Real estate: Land and things permanently attached to it, such as buildings, houses, stationary mobile homes, fences, and trees. Real estate is also called real property. Anything that isn't real estate is personal property.

Real estate agent: A foot soldier of the real estate business who shows houses and does most of the other nitty-gritty tasks associated with selling real estate. An agent must have a state license and be supervised, in most U.S. states, by someone called a real estate "broker" (or, if the agent is already referred to as a broker in his or her state, by a "managing broker"). Most agents are completely dependent upon commissions from sellers for their income.

Real estate broker: A real estate professional licensed to negotiate the purchase and sale of real estate for a commission or fee. In most states, a broker is one step up from a real estate agent, having more training and the power to supervise agents. However, in some states, the term "broker" is used for all agents. In Washington State, for example, regular real estate agents are referred to as "designated brokers," and those who can supervise others are called "managing brokers."

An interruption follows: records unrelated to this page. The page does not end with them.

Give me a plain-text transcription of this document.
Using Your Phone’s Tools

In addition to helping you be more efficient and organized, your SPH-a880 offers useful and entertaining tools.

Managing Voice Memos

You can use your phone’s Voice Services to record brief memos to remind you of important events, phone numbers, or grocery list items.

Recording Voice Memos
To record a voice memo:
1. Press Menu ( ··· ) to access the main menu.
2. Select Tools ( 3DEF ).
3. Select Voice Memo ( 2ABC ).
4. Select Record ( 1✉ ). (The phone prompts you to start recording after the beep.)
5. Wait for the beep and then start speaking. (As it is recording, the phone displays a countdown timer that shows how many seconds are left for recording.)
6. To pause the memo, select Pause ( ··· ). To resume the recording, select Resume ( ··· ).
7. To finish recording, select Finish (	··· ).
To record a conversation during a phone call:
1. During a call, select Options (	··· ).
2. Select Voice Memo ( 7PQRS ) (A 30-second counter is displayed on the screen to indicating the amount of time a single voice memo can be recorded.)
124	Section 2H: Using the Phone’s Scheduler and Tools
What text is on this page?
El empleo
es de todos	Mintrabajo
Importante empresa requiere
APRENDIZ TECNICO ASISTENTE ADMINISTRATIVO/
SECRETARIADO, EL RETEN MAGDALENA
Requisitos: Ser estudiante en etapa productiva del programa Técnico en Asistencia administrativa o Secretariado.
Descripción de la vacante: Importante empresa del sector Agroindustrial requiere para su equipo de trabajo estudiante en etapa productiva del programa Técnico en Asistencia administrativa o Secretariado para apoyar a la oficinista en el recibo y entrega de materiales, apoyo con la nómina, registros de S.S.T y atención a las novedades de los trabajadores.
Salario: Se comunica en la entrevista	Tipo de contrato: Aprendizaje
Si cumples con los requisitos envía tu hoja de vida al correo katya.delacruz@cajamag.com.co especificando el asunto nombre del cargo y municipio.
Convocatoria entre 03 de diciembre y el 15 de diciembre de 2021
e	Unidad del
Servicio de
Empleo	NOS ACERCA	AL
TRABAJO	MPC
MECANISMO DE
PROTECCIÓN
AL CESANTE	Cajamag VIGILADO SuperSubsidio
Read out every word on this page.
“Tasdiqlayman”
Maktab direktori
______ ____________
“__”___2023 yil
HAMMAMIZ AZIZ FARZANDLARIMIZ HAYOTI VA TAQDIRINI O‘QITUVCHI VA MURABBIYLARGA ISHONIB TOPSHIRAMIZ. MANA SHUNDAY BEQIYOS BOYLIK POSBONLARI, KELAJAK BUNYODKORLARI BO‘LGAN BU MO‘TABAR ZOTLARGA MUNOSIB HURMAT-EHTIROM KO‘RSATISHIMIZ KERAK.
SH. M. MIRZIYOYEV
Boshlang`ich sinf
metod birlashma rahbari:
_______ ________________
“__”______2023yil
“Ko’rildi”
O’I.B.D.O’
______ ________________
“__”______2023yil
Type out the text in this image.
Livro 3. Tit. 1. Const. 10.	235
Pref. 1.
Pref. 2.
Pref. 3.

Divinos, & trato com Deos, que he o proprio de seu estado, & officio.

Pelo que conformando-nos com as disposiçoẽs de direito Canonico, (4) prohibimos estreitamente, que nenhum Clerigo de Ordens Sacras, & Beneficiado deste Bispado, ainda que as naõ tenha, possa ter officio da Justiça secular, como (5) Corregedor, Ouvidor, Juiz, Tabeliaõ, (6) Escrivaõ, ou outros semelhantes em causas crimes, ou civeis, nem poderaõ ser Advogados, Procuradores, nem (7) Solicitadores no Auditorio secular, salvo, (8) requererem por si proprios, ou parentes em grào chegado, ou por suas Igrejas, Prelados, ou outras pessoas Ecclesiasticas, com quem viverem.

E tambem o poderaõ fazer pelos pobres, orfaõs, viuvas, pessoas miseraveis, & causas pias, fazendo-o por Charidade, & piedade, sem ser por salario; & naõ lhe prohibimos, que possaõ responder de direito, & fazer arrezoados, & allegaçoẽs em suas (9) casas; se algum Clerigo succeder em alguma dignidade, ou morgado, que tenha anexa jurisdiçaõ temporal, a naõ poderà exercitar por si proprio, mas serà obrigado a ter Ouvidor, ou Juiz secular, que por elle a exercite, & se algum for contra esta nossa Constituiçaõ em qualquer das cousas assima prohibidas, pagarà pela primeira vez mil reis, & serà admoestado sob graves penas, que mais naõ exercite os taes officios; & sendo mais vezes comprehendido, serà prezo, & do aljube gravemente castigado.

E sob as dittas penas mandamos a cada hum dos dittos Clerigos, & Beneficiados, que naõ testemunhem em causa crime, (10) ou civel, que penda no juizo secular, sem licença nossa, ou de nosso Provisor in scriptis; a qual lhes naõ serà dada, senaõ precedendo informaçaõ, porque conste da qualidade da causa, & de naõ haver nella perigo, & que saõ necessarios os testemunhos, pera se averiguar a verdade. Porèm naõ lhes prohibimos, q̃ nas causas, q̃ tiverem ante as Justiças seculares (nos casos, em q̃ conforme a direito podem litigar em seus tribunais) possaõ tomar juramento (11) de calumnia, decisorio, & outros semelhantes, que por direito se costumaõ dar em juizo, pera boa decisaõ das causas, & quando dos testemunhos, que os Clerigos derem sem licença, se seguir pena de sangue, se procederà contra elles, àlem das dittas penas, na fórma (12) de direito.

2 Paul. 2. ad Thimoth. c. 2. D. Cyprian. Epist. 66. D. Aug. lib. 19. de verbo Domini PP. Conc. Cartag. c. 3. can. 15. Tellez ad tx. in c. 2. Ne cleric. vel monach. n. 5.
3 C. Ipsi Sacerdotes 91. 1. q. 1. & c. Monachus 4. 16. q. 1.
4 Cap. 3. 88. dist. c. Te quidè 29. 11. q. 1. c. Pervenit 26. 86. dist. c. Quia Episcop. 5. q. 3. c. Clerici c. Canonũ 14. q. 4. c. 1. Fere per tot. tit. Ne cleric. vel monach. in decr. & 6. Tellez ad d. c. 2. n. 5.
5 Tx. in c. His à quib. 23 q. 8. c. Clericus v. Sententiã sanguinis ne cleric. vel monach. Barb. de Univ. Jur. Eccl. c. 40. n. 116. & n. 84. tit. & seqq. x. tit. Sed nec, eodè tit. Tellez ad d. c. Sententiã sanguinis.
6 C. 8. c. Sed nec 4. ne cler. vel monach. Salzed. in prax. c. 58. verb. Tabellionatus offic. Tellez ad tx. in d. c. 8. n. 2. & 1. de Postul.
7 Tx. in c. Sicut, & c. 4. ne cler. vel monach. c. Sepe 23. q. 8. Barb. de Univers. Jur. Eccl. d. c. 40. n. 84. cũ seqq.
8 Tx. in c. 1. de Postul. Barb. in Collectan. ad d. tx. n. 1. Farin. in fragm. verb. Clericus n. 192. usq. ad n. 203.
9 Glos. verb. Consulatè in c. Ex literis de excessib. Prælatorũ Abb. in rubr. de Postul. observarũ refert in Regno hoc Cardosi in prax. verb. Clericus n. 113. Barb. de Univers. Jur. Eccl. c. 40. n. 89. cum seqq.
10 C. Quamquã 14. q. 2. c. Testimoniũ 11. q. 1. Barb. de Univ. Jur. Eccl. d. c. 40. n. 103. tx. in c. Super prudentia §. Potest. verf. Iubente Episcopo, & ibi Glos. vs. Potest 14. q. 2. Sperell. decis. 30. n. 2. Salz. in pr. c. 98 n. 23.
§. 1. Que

Realtor®: A real estate agent who is a member of the National Association of Realtors (www.realtor.com) is allowed to call him or herself a Realtor®.

Recurring closing costs: Those costs of closing a home purchase that represent the first of a series of payments that will recur over time such as homeowners' insurance and property taxes.

Title: Ownership of real estate or personal property. With real estate, title is evidenced by a deed (or other document) recorded in the county land records office.

Title report: The written analysis of a real estate title search, including a property description, names of titleholders and how title is held (joint tenancy, for example), tax rate, encumbrances (mortgages, liens, deeds of trust, recorded judgments), and real estate taxes due. A title report is needed before a lender will agree to finance purchase of the property. A title report is prepared by a title company, an abstracter, an attorney, or an escrow company, depending on local practice.

Zoning: The local laws dividing cities or counties into different zones according to allowed uses, from single-family residential to commercial to industrial. Mixed-use zones are also used. Zoning ordinances control the size, location, and use of buildings within these different areas and have a profound effect on traffic, health, and livability.